A drone strike hit a market in central Sudan on Saturday, killing 11 civilians and wounding dozens more, a rights group said, as escalating aerial attacks deepen the toll of one of the world’s worst humanitarian crises.

The attack targeted the main market in Abu Zaeima, a paramilitary-controlled town in North Kordofan state, according to the Emergency Lawyers, a rights group that has documented abuses since fighting erupted in April 2023 between the army and the paramilitary Rapid Support Forces .
The group said the casualty figures could rise, but did not specify who carried out the attack. Neither side has commented.
Emergency Lawyers said similar drone attacks had struck nearby villages and civilian vehicles less than a day earlier.
Two witnesses told AFP that another drone hit a fuel station later on Saturday in El-Obeid, the capital of North Kordofan, which has been partially encircled by RSF forces for months.
A medical source at a hospital there said the facility received four wounded civilians.
The attacks followed a deadly week in the broader Kordofan region.
Nearly 70 people were killed in two separate drone strikes in West and North Kordofan states, according to Emergency Lawyers and a local leader.
Drone warfare has become an increasingly prominent feature of Sudan’s conflict.
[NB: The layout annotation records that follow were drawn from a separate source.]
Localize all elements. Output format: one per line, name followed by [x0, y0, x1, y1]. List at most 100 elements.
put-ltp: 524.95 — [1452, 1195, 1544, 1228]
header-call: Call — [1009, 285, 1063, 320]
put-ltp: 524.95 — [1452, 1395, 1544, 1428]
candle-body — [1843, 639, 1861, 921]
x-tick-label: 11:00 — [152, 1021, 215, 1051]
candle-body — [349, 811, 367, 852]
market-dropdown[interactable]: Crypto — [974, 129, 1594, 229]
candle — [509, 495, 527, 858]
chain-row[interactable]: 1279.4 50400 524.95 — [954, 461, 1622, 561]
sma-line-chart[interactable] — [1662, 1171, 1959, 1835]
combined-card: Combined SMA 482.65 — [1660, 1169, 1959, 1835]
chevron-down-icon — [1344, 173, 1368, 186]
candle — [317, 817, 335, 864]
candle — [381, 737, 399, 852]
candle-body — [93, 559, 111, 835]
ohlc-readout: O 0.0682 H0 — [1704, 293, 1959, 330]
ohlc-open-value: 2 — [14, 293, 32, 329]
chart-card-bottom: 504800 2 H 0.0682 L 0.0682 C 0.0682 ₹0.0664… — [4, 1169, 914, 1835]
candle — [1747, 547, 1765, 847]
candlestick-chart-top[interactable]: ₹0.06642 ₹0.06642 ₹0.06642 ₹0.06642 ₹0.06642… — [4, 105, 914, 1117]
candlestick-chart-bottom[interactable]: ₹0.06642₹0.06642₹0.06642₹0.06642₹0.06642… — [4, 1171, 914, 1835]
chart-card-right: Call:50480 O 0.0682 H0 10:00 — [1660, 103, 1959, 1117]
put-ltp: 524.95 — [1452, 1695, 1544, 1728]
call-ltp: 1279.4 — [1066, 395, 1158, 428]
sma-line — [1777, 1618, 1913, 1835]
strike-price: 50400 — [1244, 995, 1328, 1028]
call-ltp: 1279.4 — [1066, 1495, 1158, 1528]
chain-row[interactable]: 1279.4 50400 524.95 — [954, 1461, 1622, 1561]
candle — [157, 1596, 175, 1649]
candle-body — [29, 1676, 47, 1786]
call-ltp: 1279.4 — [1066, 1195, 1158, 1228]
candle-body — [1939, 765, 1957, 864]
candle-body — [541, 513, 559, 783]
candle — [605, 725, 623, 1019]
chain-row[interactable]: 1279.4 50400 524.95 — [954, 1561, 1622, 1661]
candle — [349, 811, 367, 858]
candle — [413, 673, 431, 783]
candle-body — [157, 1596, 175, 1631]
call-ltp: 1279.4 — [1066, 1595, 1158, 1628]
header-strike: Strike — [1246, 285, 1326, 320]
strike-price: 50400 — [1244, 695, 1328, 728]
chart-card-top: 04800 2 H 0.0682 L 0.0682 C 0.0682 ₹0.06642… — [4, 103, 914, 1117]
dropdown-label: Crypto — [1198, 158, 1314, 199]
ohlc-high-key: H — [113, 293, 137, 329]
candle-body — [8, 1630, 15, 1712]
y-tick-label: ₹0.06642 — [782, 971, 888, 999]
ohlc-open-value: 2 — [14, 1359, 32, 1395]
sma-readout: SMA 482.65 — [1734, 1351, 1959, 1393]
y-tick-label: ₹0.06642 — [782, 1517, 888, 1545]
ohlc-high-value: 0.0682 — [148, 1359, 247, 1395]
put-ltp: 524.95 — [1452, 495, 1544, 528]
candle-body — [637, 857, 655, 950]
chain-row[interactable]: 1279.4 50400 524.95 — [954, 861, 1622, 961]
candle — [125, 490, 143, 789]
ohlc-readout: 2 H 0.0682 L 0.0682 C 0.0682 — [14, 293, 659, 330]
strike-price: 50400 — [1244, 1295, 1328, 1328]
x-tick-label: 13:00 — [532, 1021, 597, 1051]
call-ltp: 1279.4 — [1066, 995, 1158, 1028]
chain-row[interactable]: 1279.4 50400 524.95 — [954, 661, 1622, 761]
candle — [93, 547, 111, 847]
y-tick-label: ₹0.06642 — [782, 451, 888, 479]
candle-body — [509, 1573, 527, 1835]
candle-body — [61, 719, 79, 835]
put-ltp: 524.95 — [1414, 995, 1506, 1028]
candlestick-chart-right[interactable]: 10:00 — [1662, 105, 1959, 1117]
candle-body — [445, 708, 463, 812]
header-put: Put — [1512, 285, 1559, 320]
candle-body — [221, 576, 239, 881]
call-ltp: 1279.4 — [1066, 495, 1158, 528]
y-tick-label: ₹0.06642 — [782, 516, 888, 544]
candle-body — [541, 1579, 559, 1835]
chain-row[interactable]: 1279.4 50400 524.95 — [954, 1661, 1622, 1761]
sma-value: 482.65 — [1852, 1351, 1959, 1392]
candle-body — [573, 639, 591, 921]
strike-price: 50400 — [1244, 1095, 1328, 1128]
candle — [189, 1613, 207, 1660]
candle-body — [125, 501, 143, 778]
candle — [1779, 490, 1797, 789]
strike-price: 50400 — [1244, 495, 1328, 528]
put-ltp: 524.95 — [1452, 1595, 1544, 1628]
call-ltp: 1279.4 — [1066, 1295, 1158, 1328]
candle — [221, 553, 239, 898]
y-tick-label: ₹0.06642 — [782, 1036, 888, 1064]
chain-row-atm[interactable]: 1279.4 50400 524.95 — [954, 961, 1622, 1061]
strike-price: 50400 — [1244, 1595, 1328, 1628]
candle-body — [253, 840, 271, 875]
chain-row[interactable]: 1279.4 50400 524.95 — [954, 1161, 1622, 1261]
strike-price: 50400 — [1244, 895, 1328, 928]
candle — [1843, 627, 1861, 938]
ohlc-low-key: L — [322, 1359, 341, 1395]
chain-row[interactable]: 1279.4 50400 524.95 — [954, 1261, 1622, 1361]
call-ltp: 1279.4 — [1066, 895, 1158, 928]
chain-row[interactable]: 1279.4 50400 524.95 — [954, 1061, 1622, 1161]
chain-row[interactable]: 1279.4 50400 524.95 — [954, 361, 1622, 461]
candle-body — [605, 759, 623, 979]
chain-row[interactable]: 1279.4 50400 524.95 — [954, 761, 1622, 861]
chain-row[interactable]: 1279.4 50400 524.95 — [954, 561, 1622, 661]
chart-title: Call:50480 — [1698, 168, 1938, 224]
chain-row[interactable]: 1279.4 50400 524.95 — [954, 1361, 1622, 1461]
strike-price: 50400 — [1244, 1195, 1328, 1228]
The UN says that between January and April, at least 880 civilians were killed in drone strikes nationwide.
Fighting has intensified in Kordofan and Blue Nile state near the Ethiopian border since the RSF captured El-Fasher last October, the military’s last major stronghold in western Darfur.
Since then, more than 300,000 people have fled frontline areas, including El-Fasher and parts of Kordofan and Blue Nile, according to the UN.
Kordofan, rich in oil and arable land, is strategically significant, linking RSF strongholds in the neighbouring Darfur region to the country’s army-controlled east. The region remains largely contested between the army and the RSF.
Having entered its fourth year, the war has killed tens of thousands of people and forced more than 11 million from their homes, creating what the UN describes as the world’s largest displacement and hunger crises.